Synaptic homeostasis at the Drosophila neuromuscular junction is a reversible signaling process that is sensitive to high temperature

Homeostasis is a vital mode of biological self-regulation. The hallmarks of homeostasis for any biological system are a baseline set point of physiological activity, detection of unacceptable deviations from the set point, and effective corrective measures to counteract deviations. Homeostatic synaptic plasticity (HSP) is a form of neuroplasticity in which neurons and circuits resist environmental perturbations in order to maintain appropriate levels of activity. One assumption is that if an environmental perturbation triggers homeostatic corrective changes in neuronal properties, those corrective measures should be reversed upon removal of the perturbation. We test the reversibility and limits of HSP at a well-studied model synapse, the Drosophila melanogaster neuromuscular junction (NMJ).

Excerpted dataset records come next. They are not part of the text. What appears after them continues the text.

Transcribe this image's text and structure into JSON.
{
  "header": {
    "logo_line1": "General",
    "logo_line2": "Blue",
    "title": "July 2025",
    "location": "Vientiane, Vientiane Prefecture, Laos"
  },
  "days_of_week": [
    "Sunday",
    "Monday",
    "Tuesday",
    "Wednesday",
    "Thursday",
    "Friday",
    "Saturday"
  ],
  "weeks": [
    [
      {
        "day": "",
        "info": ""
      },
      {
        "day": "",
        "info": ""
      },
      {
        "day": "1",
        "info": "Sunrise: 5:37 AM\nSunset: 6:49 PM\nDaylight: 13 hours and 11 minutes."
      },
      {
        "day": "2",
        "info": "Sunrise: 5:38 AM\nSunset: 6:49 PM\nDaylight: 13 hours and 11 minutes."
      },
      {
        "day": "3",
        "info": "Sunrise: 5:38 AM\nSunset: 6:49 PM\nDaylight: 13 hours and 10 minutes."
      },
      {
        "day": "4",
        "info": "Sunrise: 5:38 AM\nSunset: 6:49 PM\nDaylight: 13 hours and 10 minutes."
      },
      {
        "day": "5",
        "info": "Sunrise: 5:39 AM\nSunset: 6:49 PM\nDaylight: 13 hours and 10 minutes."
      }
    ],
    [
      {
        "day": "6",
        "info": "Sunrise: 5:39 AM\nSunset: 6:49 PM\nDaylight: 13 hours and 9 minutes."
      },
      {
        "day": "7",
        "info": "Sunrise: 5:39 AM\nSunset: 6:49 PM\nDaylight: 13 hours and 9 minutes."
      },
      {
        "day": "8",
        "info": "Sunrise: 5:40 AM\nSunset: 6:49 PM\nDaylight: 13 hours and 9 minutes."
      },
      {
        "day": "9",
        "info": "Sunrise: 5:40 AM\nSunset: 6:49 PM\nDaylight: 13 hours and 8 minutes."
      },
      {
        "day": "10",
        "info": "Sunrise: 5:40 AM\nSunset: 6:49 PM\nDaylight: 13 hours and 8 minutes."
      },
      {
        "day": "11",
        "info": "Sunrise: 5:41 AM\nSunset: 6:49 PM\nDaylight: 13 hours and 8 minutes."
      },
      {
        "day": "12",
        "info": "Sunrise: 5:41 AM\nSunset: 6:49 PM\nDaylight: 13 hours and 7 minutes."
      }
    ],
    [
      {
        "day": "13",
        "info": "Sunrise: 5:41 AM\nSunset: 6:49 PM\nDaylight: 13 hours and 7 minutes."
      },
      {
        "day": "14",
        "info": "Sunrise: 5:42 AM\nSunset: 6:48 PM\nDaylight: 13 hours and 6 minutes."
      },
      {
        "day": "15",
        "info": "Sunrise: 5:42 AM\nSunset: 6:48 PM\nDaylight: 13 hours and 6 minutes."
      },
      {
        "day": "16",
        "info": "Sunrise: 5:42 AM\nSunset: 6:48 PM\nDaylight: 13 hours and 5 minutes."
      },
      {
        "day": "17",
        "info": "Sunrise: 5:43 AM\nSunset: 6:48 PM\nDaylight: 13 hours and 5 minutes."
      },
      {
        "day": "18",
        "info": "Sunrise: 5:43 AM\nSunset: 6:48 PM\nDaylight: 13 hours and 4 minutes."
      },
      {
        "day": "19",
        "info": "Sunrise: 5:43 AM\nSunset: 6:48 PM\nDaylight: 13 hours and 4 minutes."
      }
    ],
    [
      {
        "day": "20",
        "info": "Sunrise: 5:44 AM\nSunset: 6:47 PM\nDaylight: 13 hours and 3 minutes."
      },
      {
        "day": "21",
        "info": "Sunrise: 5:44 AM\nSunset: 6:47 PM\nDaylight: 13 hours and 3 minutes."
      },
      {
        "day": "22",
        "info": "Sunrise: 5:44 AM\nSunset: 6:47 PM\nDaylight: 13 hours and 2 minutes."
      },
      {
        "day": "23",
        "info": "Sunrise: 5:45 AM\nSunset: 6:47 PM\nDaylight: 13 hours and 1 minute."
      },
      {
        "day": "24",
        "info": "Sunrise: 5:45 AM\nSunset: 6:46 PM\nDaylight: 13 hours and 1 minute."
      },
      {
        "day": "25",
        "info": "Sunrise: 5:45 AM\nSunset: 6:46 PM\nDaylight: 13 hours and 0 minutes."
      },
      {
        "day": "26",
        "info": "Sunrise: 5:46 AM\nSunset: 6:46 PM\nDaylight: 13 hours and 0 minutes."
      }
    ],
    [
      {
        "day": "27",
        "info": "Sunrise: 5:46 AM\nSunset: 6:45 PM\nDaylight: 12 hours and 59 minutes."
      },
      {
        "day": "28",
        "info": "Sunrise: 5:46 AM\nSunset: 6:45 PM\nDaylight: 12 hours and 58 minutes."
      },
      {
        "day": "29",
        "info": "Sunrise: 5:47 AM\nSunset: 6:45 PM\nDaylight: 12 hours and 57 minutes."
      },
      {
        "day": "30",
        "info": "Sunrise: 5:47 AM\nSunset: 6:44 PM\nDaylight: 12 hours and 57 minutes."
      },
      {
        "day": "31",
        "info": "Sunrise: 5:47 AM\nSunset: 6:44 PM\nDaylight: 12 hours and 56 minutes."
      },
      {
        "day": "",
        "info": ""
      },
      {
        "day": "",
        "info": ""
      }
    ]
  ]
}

At the Drosophila NMJ, impairment of glutamate receptors causes a decrease in quantal size, which is offset by a corrective, homeostatic increase in the number of vesicles released per evoked presynaptic stimulus, or quantal content. This process has been termed presynaptic homeostatic potentiation (PHP). Taking advantage of a GAL4/GAL80TS/UAS expression system, we triggered PHP by expressing a dominant-negative glutamate receptor subunit at the NMJ. We then reversed PHP by halting expression of the dominant-negative receptor. Our data show that PHP is fully reversible over a time course of 48-72 hours after the dominant-negative glutamate receptor stops being genetically expressed. Additionally, we found that the PHP response triggered by the dominant-negative subunit was ablated at high temperatures. Our data show that the long-term maintenance of PHP at the Drosophila NMJ is a reversible regulatory process that is sensitive to temperature.